I have namechanged for this as if I go through with my threat then this post might out me to family and friends.
For the last 8 years (since we conceived dc1) my husband has been 'trying' to give up smoking. He refuses to seek any professional help or even to speak to his GP about it (the GP does not even know that he smokes as h has always denied it in any medical appointment). The longest time he has ever 'given up' for during this 8 year period is about 10 months. He always relapses though, smokes for a bit then says he will try again. He then manages a few months before smoking again. It is also very relevant to add that he never admits to smoking - I smell it on him, he lies to my face and denies it for about 5 mins before finally cracking and confessing.
I am now full term pregnant with dc4. Over my pregnancy the smoking has been happening more and more frequently. For the last 3 weeks h has smoked about 4 days a week. I can't stress how upset I am with him. I hate the smoking, I hate the fact it will most likely kill him, I hate his lies.
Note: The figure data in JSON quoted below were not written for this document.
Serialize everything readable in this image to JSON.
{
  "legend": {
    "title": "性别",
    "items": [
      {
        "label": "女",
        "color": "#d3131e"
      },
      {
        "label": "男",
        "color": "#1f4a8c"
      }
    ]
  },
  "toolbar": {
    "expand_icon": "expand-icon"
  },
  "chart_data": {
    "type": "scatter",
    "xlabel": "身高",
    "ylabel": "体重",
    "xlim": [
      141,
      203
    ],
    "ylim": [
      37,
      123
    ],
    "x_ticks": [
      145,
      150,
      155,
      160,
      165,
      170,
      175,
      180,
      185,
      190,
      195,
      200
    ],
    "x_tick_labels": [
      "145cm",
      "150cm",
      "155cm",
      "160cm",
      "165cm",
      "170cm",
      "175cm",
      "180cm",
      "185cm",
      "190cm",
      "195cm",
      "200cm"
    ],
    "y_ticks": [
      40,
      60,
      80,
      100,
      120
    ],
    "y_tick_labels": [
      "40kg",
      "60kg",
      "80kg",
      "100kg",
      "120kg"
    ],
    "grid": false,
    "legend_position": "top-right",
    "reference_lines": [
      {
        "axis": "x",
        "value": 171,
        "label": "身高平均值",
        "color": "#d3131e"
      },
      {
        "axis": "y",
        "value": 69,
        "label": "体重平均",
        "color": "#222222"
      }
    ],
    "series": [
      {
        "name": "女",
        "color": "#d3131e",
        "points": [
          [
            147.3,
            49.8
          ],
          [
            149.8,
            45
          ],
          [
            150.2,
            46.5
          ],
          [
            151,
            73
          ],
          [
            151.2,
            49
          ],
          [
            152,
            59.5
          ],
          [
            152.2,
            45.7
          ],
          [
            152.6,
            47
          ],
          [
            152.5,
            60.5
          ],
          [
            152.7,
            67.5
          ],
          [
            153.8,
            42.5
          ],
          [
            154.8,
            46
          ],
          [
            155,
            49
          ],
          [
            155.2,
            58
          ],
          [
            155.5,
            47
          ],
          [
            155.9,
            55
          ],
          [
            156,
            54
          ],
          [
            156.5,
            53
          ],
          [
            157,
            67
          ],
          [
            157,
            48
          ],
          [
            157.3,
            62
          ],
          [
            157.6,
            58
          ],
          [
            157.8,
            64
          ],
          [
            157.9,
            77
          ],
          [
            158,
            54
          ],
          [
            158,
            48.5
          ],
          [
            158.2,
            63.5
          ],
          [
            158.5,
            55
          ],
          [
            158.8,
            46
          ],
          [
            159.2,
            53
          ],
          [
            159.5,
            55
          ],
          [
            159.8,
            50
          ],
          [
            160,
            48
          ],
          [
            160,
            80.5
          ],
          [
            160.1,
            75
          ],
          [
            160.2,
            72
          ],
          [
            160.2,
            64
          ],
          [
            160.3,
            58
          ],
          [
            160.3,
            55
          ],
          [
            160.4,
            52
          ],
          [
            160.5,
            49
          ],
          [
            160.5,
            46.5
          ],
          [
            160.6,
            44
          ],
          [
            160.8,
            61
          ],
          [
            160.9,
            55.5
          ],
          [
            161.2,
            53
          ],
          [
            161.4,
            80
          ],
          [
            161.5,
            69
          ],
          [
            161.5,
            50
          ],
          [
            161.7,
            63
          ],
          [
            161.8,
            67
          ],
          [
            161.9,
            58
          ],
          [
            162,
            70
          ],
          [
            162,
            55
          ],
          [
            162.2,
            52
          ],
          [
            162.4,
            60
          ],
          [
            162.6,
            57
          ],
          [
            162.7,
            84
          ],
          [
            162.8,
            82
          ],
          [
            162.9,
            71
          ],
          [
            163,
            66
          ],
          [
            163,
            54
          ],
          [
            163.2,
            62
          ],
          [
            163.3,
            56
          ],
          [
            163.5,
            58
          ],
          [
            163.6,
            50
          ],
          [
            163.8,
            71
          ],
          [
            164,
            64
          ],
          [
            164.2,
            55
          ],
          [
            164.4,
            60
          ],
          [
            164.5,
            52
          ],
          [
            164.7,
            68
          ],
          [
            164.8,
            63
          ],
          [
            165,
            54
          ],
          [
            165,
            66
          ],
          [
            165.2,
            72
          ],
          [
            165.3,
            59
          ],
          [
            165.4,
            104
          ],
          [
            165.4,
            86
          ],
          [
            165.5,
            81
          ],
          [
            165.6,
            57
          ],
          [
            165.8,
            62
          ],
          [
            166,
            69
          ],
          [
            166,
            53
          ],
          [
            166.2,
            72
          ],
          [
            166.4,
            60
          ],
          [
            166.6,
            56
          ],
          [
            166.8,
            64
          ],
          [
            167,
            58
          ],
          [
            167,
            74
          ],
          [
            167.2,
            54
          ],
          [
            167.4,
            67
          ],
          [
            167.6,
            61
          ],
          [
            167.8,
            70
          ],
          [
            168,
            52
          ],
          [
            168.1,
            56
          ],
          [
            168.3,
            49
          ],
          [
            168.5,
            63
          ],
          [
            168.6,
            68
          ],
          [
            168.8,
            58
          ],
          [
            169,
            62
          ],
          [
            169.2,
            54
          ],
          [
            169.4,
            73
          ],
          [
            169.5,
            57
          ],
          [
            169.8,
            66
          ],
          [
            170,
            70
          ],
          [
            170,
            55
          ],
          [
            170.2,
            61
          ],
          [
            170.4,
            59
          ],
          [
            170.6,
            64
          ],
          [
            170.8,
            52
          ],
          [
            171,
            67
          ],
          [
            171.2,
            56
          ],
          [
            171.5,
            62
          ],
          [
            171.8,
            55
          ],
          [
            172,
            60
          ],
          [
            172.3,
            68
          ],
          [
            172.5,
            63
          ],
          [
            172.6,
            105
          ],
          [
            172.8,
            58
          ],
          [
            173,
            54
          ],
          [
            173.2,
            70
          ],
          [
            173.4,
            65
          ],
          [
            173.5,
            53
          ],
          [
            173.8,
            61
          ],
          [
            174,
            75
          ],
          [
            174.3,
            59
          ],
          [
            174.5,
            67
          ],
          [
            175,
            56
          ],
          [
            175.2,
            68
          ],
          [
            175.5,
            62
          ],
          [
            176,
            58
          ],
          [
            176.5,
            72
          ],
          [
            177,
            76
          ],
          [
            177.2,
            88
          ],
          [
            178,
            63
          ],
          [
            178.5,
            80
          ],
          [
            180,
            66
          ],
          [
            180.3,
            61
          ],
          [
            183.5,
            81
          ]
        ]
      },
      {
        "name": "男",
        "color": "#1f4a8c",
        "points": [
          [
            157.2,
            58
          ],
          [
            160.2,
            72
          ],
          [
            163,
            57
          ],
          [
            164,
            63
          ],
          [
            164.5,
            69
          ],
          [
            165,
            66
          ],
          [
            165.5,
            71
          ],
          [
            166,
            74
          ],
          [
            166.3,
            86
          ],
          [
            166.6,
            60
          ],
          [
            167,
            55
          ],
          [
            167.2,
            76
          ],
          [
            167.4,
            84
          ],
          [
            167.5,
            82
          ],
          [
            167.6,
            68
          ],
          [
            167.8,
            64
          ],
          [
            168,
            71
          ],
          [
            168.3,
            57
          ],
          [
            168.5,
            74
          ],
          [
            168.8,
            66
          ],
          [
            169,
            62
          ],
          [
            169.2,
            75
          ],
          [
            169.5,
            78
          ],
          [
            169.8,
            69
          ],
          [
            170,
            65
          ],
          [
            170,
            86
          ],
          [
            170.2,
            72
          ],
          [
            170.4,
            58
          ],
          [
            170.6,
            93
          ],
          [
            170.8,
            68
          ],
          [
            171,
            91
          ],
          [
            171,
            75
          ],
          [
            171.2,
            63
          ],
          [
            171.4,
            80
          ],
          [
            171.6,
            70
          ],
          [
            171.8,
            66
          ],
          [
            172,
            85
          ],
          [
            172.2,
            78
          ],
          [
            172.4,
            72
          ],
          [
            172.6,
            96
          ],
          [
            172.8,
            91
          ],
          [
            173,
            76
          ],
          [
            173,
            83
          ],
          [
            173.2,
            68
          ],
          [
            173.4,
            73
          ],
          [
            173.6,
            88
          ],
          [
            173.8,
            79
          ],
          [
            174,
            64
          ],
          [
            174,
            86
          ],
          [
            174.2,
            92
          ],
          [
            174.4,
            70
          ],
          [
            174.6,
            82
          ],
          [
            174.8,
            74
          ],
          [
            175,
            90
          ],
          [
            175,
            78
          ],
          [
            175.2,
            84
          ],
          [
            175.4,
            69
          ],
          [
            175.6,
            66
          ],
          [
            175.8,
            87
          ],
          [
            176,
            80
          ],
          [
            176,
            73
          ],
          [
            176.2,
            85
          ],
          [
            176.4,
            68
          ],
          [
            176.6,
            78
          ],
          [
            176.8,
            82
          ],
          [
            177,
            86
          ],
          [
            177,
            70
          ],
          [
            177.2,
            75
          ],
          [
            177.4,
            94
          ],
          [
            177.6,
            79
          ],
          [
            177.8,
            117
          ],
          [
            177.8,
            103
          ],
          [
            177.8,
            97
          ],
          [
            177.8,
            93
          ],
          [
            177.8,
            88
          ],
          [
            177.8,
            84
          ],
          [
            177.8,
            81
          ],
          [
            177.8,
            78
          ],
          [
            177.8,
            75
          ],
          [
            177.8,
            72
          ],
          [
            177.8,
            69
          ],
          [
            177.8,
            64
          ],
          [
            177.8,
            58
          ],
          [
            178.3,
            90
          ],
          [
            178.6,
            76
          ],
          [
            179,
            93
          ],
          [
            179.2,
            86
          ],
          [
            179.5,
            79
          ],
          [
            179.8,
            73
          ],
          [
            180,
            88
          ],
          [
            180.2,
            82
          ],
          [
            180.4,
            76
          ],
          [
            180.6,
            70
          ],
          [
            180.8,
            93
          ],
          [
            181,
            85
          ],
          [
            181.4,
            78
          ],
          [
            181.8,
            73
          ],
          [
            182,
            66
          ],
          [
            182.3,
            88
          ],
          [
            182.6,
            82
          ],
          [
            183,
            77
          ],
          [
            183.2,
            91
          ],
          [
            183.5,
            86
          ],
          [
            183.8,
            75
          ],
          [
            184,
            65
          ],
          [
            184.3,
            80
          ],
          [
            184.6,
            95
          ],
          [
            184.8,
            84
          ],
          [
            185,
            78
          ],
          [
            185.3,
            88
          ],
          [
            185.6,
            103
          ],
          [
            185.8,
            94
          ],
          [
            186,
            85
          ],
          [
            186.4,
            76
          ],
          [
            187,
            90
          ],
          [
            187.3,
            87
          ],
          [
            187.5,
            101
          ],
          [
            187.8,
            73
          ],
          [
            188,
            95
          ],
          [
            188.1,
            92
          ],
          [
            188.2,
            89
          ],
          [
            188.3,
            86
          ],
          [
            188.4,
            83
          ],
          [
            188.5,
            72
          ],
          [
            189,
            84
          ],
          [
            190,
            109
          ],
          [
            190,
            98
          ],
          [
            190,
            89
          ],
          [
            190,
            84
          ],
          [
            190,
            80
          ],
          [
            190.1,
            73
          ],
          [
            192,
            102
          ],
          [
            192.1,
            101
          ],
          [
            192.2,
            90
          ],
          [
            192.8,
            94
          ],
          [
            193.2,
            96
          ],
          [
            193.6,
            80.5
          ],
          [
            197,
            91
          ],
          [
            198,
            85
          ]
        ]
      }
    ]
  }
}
There is nothing that I lie to him about whereas he sees nothing wrong in lying to me over and over again. the smell makes me feel sick and I can't stand to be near him.
I told him last week that if he smoked again, I would not let him come to the birth of this baby. I don't want him covered in chemicals around my newborn baby plus I don't want him there full stop. It has got to the stage where it is destroying our relationship. If he is able to lie about this, what else is he lying about? He came in from work yesterday stinking of cigarettes. I intend to tell him this evening that i am going to speak to my midwife and have strict instuctions left for the maternity wing that he is not to be given access to me or the baby at any point that I am in hospital.
I think I am being fair but would welcome the opinions of others. I am so upset and hormonal it would be useful to see what the general consensus is.